Pamela T. Johnson, MD, FACR, vice president of care transformation for the Johns Hopkins Health System, vice chair of Quality & Safety in Radiology and professor of Radiology & Oncology at Johns Hopkins Medicine, and Founder of the High Value Practice Academic Alliance, and Norman J. Beauchamp, Jr., MD, MHS, executive vice president for Health Sciences at Michigan State University (MSU), and past dean of the MSU College of Human Medicine, contributed this post.
According to the Organization for Economic Cooperation and Development 2017 Health Statistics, the United States spends more on healthcare than any other country. It does so despite having one of the younger populations and a relatively low consumption of healthcare services, as reported in the book Priced Out: The Economic and Ethical Costs of American Health Care. A recent article in the Journal of the American Medical Association estimates 2019 healthcare expenditure at $3.8 trillion and wasteful expenditure as high as $935 billion.
If we can reduce the magnitude of the dollars lost in waste, we can help safeguard healthcare affordability and ensure more resources to spend on social determinants of health such as education, job creation and neighborhood environment. The question many would ask is, “When will they do something about this?”
As medical providers, we are accountable for three of the six categories of waste: failure of care delivery, failure of care coordination and overuse or low-value care. Recognizing a responsibility to refine care delivery, clinicians across the country are implementing performance improvement initiatives to increase efficiency, effectiveness and affordability of medical care.
Imaging has become a cornerstone for diagnosis and management decision making, but utilization does not always adhere to appropriate use criteria, despite an expansive library championed by the American College of Radiology® (ACR®) – including the ACR Appropriateness Criteria® evidence-based guidelines. Overuse adds unwarranted risk and cost for the patient. Unnecessary imaging can be reduced by bolstering adherence to appropriate use criteria through education, clinical decision support and provider feedback reports.
An equally important goal in imaging stewardship efforts is to increase use of radiology exams that can reduce more costly elements of care, like hospitalizations, surgery and chemotherapy. Examples include evidence-based breast and lung cancer screening, diagnosis of coronary artery disease in stable chest pain with coronary CTA and surveillance of abdominal aortic aneurysms. Despite evidence that imaging improves outcomes for these clinical conditions, many patients are not benefitting from the radiology due to lack of adherence to best practice guidelines and disparities in care delivery.
Value-based care transformation prioritizes quality, safety and outcomes while reducing cost of care. Diagnostic radiology effectiveness assessments have been limited to process measures like report turnaround time, and our existing peer review platforms do not effectively determine how interpretations affect management decision making. We need more robust clinical measures for imaging quality, which reflect how our interpretations affect patient outcomes. Efforts to develop quantitative, scalable measures are evolving and, as a profession, it is incumbent on us to once again demonstrate accountability.

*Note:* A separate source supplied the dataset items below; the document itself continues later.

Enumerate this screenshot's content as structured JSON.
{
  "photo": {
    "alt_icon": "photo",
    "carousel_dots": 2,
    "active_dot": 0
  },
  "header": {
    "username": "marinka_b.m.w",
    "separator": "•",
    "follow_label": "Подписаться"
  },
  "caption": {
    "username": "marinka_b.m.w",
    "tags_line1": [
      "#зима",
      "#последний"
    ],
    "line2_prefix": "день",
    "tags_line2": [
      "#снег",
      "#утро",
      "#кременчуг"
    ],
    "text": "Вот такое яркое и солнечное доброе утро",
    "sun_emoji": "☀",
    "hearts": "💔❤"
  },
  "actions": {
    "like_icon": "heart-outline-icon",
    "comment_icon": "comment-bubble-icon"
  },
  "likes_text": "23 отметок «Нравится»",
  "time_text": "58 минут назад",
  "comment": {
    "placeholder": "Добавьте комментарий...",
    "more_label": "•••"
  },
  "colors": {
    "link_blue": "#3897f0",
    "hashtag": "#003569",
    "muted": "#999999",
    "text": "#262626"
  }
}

Radiologists’ potential to lead care transformation goes beyond improving imaging appropriateness and developing imaging-related outcome measures. With knowledge of all aspects of medicine and surgery required for board certification and an understanding of the importance of diagnostic and management efficiency and effectiveness, radiologists are uniquely poised to lead all of care transformation. This begins by serving on the teams directing care transformation in your medical center, and if there are no dedicated committees, creating one by inviting faculty from medicine, surgery, emergency medicine, pediatrics, etc., to partner on imaging, lab and medication stewardship as a start. Value-based performance improvement requires multispecialty collaboration to be successful.
Our field has a unique opportunity to substantively impact our society in a time of great need by refining care. We chose this field because we could have a scalable impact on the care of a great number of patients every day. Our specialty is defined by being interprofessional, collaborative, innovative, patient-centered and ever-evolving. Let’s apply our aptitudes and values to the imperative of care transformation.